Judge blocks voting map favored by DeSantis
A Florida trial court judge on Wednesday blocked a congressional map favored by Republican Gov. Ron DeSantis that would wipe out a voting district in North Florida represented by a Black Democrat.
Leon County Circuit Judge Layne Smith said the map drawn by Mr. DeSantis’ staff is unconstitutional under Florida’s Fair District Amendment because it reduces the impact of 370,000 Black voters in eight mostly rural counties.
“It diminishes African Americans’ ability to elect the representative of their choice,” Judge Smith said.
Judge Smith, a DeSantis appointee, said he would issue his formal ruling this week, noting that timing is crucial: Candidates hoping to run in the state’s 28 congressional districts face a June 17 qualifying deadline.
A DeSantis spokeswoman said the governor would appeal Judge Smith’s order.
The 5th District was drawn by the Florida Supreme Court in 2015 and left largely intact by state legislators in this year’s
once-a-decade map revision.
It follows the Florida-Georgia state line from Jacksonville west to the small town of Quincy, encompassing counties with some of the highest percentages of Black voters in the state.
The district is represented by Al Lawson, a Democrat who in 2016 became the first Black person since Reconstruction to represent most of those counties.
This year, in the midst of a pressure campaign from Donald Trump’s former senior adviser, Steve Bannon, Mr.
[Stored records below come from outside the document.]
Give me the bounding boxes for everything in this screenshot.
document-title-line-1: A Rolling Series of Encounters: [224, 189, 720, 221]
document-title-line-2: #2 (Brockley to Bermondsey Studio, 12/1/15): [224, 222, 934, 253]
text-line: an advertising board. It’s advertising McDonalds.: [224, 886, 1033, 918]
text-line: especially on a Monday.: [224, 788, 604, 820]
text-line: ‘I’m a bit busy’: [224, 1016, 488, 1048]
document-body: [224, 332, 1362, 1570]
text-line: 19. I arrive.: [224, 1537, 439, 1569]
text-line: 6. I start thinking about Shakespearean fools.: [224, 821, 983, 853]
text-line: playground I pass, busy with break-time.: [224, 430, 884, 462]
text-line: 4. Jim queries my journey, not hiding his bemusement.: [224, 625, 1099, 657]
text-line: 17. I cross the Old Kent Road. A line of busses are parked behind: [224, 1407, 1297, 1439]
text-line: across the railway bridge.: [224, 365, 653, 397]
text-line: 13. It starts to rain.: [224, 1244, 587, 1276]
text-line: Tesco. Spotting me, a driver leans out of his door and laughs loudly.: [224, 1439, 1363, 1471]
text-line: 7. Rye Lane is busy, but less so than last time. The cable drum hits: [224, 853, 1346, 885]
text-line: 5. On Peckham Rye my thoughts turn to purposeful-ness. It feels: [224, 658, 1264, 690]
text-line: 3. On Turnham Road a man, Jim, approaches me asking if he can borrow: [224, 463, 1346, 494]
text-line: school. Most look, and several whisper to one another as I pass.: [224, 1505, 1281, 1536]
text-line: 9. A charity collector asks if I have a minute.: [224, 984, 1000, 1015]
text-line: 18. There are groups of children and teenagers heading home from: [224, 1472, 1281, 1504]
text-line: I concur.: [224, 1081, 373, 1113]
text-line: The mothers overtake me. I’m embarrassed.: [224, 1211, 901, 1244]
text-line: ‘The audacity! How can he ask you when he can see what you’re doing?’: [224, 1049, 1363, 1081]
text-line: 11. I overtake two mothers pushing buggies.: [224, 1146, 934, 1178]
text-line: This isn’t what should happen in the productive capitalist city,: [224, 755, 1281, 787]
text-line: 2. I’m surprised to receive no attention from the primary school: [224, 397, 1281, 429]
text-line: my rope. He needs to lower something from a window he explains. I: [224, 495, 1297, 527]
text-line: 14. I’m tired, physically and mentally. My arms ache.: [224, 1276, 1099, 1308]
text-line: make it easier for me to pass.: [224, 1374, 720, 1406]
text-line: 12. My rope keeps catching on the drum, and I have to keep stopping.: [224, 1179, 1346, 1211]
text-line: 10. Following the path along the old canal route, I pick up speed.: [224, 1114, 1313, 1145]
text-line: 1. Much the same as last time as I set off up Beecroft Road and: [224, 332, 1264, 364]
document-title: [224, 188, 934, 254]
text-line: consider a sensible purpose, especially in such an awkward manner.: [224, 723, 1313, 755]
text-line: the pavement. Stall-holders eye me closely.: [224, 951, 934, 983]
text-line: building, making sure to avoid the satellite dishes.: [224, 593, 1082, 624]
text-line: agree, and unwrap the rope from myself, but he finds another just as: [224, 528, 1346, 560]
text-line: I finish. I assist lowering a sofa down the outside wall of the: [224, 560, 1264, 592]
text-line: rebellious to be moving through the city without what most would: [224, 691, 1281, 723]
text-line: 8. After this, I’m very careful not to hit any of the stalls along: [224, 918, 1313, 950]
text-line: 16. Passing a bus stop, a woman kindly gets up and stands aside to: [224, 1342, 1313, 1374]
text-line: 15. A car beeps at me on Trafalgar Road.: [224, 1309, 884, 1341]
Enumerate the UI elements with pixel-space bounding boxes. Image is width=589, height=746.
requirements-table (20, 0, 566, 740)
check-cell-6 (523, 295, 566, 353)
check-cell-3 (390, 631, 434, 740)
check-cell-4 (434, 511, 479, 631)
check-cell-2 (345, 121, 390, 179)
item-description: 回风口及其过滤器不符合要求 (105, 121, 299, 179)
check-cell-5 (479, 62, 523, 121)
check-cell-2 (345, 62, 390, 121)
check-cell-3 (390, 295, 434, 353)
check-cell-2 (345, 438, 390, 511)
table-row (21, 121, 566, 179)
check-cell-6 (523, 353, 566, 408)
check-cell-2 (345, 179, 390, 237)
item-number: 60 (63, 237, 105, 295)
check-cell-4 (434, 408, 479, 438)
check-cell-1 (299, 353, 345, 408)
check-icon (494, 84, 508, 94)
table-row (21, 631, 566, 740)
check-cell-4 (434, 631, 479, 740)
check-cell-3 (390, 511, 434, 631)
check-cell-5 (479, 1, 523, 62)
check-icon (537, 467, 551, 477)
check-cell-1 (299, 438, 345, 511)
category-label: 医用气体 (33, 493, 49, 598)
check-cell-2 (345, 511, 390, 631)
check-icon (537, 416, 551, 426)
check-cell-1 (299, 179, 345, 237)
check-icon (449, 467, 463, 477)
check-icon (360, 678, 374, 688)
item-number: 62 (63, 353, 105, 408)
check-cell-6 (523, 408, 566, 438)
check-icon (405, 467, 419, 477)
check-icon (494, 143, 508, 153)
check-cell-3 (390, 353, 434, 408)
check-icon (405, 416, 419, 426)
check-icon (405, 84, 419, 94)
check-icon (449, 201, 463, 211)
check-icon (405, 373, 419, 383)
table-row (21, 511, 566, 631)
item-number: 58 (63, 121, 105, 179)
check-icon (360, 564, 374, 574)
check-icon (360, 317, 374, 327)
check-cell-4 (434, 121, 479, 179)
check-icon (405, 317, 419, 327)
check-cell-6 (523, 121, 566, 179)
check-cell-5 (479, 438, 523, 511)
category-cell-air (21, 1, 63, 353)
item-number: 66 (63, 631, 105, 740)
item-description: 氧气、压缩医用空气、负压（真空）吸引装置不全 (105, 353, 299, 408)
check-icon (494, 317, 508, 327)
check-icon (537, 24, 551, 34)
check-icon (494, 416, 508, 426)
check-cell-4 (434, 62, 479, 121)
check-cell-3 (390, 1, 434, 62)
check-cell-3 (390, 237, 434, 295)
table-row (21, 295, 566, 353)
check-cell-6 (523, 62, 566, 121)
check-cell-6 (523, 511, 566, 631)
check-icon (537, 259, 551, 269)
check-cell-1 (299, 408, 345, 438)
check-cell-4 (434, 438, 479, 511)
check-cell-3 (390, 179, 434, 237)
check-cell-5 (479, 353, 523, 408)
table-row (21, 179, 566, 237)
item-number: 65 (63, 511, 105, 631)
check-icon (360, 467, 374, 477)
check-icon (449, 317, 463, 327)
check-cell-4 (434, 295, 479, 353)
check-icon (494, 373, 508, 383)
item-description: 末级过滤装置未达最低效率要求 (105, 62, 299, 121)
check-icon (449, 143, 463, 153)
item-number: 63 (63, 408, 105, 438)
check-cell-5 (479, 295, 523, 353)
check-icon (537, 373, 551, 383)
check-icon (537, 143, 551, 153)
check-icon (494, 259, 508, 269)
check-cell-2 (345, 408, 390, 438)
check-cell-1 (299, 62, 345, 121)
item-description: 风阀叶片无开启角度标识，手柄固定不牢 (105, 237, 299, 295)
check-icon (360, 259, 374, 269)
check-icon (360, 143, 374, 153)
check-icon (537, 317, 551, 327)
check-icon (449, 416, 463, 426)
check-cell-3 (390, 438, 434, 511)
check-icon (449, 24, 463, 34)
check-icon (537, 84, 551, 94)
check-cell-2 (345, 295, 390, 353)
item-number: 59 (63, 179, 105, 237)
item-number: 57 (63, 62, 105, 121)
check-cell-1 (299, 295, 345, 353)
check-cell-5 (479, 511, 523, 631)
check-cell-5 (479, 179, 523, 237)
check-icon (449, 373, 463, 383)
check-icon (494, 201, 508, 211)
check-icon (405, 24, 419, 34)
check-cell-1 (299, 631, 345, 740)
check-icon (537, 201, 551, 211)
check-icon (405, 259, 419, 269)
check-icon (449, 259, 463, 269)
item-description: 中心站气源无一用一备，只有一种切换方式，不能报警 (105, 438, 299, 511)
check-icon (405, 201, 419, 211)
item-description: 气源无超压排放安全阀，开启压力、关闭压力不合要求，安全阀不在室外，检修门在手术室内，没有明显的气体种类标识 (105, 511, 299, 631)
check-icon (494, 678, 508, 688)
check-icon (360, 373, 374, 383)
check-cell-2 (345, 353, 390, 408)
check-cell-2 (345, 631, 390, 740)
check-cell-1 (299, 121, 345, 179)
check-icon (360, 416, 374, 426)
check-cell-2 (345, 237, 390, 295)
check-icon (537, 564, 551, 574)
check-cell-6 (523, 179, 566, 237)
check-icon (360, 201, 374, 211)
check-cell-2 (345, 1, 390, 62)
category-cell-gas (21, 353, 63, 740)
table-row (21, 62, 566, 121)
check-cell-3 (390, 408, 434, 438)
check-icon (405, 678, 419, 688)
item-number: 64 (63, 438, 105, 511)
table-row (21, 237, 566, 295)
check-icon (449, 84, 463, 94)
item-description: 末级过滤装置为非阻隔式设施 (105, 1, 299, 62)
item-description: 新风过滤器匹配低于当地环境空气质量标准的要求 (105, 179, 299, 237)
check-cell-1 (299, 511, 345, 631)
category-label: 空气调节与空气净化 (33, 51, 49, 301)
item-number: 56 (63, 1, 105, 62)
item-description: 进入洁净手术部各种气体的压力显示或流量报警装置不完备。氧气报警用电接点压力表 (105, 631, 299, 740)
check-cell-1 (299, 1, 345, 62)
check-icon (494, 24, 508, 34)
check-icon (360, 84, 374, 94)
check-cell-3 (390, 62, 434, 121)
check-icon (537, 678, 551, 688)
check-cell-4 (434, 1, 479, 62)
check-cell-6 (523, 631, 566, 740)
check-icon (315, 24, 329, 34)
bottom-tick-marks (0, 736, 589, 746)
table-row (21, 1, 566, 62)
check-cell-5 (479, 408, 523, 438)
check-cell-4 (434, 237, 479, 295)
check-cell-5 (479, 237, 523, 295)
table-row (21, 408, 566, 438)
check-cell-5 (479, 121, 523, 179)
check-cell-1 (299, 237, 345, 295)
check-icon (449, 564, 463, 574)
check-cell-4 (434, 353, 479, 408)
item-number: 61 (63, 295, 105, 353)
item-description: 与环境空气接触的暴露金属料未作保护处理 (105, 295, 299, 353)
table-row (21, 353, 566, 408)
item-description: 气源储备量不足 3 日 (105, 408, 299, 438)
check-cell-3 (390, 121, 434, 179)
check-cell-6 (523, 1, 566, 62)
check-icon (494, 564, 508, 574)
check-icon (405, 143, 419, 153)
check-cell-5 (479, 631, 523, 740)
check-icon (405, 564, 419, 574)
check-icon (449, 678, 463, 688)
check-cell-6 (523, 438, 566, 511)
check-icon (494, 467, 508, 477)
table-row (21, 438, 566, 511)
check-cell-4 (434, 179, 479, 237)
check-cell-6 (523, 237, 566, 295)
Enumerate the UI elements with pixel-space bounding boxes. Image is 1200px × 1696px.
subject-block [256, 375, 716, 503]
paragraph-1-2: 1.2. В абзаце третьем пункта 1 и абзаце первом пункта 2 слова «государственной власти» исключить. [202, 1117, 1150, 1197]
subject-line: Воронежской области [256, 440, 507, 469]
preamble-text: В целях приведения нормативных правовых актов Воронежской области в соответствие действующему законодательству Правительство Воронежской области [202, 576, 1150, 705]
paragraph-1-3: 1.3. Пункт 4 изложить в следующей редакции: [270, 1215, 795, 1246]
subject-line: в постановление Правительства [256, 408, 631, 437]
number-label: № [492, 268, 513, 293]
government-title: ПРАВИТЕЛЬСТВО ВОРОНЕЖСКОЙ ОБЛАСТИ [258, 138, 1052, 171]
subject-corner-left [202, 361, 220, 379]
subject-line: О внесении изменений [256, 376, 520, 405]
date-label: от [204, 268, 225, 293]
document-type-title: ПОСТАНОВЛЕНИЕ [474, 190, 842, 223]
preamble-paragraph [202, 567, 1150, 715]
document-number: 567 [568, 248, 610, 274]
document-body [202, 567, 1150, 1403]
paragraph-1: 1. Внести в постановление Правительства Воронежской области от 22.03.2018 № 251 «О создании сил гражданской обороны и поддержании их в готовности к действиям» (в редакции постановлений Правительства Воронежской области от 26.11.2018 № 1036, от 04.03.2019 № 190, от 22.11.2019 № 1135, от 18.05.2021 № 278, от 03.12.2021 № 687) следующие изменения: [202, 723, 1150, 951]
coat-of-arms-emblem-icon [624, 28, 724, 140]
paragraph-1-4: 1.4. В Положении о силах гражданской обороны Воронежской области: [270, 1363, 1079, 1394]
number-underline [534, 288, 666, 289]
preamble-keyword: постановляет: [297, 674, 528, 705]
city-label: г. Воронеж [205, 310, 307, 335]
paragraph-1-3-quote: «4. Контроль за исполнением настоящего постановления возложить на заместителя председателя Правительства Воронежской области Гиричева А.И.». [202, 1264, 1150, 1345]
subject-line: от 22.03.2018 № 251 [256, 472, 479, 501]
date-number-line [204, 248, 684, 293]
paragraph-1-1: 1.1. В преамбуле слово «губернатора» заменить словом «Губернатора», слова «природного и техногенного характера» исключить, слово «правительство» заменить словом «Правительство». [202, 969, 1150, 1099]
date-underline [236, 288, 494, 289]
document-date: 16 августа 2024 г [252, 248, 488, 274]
DeSantis proposed his own map that eliminates the 5th District — a first for a Florida governor.
He later vetoed the maps submitted by legislators and called them back for a special session to pass his map, which they did last month.
The DeSantis map also shrinks another district held by a Black Democrat in central Florida.
In a good political year for Republicans, as this year is expected to be, Republicans could win 20 out of 28 seats in a state that Mr. Trump won by just three percentage points.